Noi siamo adesso a testa china, sgomenti e increduli che quanto avevamo letto nei saggi scientifici, quanto avevamo temuto in questi trent’ anni pieni di colpi di scena ma sempre sperato che fosse di la’ da venire e che percio’ la vita potesse essere ancora bella, non fosse come ora invece un’ orribile realta’.
Siamo anche pero’ profondamente incazzati.
In parte con noi stessi, per non aver fatto di piu’ sapendo del rischio possibile, rimasti spesso alla finestra a guardare, a giudicare senza rimboccarci le maniche, noi che avevamo l’esperienza della vecchia Europa, delle lotte politiche degli anni 60-70 e che percio’ sapevamo.
Ma non solo noi.
Questi fuochi crudeli e ipnotici hanno creato comunita’, hanno costretto gli australiani di tutte le razze, eta’, religioni, ceti sociali, ideologie, a unirsi nella protesta perche’ l’aria, l’acqua, la flora e la fauna non hanno barriere di nessun tipo e siamo tutti stati colpiti da questa ira grande della Madre Terra.
E cosi’ la speranza nella disperazione rinasce e la gente parla, discute, si arrabbia, fa progetti e poi si abbraccia e sorride. Riusciremo combattere la battaglia di Davide e Golia? Il piccolo popolo australiano e le grandi multinazionali che come avvoltoi stanno a guardia delle miniere e non sono disposte a mollarle?
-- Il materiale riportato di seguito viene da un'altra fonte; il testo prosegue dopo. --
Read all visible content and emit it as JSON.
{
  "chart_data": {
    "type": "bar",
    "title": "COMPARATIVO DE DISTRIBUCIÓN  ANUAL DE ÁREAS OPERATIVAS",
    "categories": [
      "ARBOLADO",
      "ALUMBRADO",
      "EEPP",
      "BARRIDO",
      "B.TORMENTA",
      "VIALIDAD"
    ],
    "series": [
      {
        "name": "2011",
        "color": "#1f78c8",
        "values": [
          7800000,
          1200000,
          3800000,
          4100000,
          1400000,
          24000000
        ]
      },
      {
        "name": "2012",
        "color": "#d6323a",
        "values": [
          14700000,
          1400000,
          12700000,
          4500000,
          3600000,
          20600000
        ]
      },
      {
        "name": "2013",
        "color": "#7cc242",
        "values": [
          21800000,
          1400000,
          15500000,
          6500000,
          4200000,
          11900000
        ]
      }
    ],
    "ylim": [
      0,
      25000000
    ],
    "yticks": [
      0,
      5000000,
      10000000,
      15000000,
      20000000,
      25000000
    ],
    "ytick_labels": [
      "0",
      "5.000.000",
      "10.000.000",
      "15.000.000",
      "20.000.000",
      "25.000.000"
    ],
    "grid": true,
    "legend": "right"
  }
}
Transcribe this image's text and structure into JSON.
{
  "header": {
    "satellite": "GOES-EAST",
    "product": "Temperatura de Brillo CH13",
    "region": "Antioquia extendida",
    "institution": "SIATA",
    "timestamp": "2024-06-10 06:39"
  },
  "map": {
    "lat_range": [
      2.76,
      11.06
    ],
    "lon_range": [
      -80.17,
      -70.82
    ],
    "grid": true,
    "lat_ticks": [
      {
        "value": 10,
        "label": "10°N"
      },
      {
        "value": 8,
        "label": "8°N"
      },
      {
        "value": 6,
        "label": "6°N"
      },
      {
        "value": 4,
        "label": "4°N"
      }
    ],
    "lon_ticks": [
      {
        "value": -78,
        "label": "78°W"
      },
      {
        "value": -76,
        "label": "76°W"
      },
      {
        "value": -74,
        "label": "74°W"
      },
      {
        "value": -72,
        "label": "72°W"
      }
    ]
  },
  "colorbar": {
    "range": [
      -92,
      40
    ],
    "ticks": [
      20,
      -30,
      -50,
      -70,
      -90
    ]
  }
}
Riusciremo a far capire al resto del mondo che quello che sta succedendo in Australia in maniera eclatante, chiara e inequivocabile, e’ l’antipasto di quello che probabilmente succedera’ altrove? Che l’ambiente e la sostenibilita’ ambientale sono adesso al centro del discorso e al tempo stesso la cornice ormai necessaria per qualunque progetto politico/ economico?
E che questa e’ oramai una strada senza ritorno.